Patients with IBD will undergo colonoscopy, which is considered part of standard of care for
patients with ongoing inflammation and is not considered a study procedure. The colonoscopies
will be done in the endoscopic units at Mt. Zion, Parnassus and/or Mission Bay. During this
procedure the fecal transplant will take place. For FMT, 250 cc of FMT material (previously
screened stool from OpenBiome) will be administered via the endoscope. The scope will then be
withdrawn and the patient will recover in the endoscopy unit as per protocol.
Patients who have undergone FMT for IBD will be called the next day to ensure no adverse
events have occurred. Patients will be scheduled for a second FMT treatment and a follow up
clinic visit 4 weeks after the inital FMT procedure. Patients will be contacted by phone 24
hours, 1 week, 1 month and and then every 3 months for 3 years after FMT treatment. A 6 month
colonoscopy will be done to check for mucosal healing.
During each FMT procedure and the 6 month colonoscopy up to a total of 6 ileum and
rectosigmoid biopsies will be obtained. In addition the investigators will collect research
blood samples before the initial procedure, 1 and 6 months after the initial FMT treatment.

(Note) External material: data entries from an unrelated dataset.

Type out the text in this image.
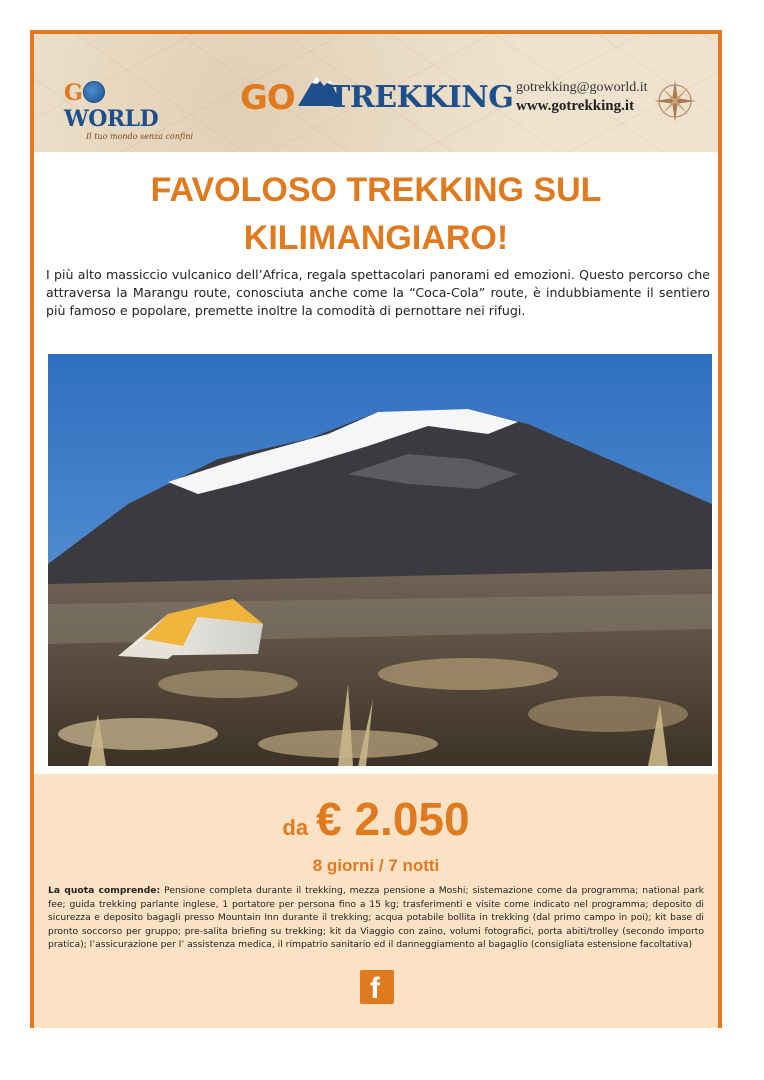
GWORLD
Il tuo mondo senza confini
GO TREKKING gotrekking@goworld.it
www.gotrekking.it
FAVOLOSO TREKKING SUL
KILIMANGIARO!
I più alto massiccio vulcanico dell’Africa, regala spettacolari panorami ed emozioni. Questo percorso che attraversa la Marangu route, conosciuta anche come la “Coca-Cola” route, è indubbiamente il sentiero più famoso e popolare, premette inoltre la comodità di pernottare nei rifugi.
da € 2.050
8 giorni / 7 notti
La quota comprende: Pensione completa durante il trekking, mezza pensione a Moshi; sistemazione come da programma; national park fee; guida trekking parlante inglese, 1 portatore per persona fino a 15 kg; trasferimenti e visite come indicato nel programma; deposito di sicurezza e deposito bagagli presso Mountain Inn durante il trekking; acqua potabile bollita in trekking (dal primo campo in poi); kit base di pronto soccorso per gruppo; pre-salita briefing su trekking; kit da Viaggio con zaino, volumi fotografici, porta abiti/trolley (secondo importo pratica); l’assicurazione per l’ assistenza medica, il rimpatrio sanitario ed il danneggiamento al bagaglio (consigliata estensione facoltativa)
f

One week after the second FMT treatment, patients will be given the option to enroll in a 6
week, once per week FMT capsule therapy to be administered at a 1 hour clinic visit. Patients
who receive capsules will be called the following to to ensure no adverse events have
occurred.
Study participants will be asked to submit a stool sample prior to treatment, one month after
treatment and then after that every 3 months after treatment up to 1 year in duration for a
total of 6 samples. Study participants will also be administered a patient survey to assess
their clinical outcomes/symptoms prior to treatment and again 1 month after receiving
treatment. In addition, all patients will receive a phone call 24 hours, 1 week, 1 month and
and then every 3 months for 3 years after FMT treatment.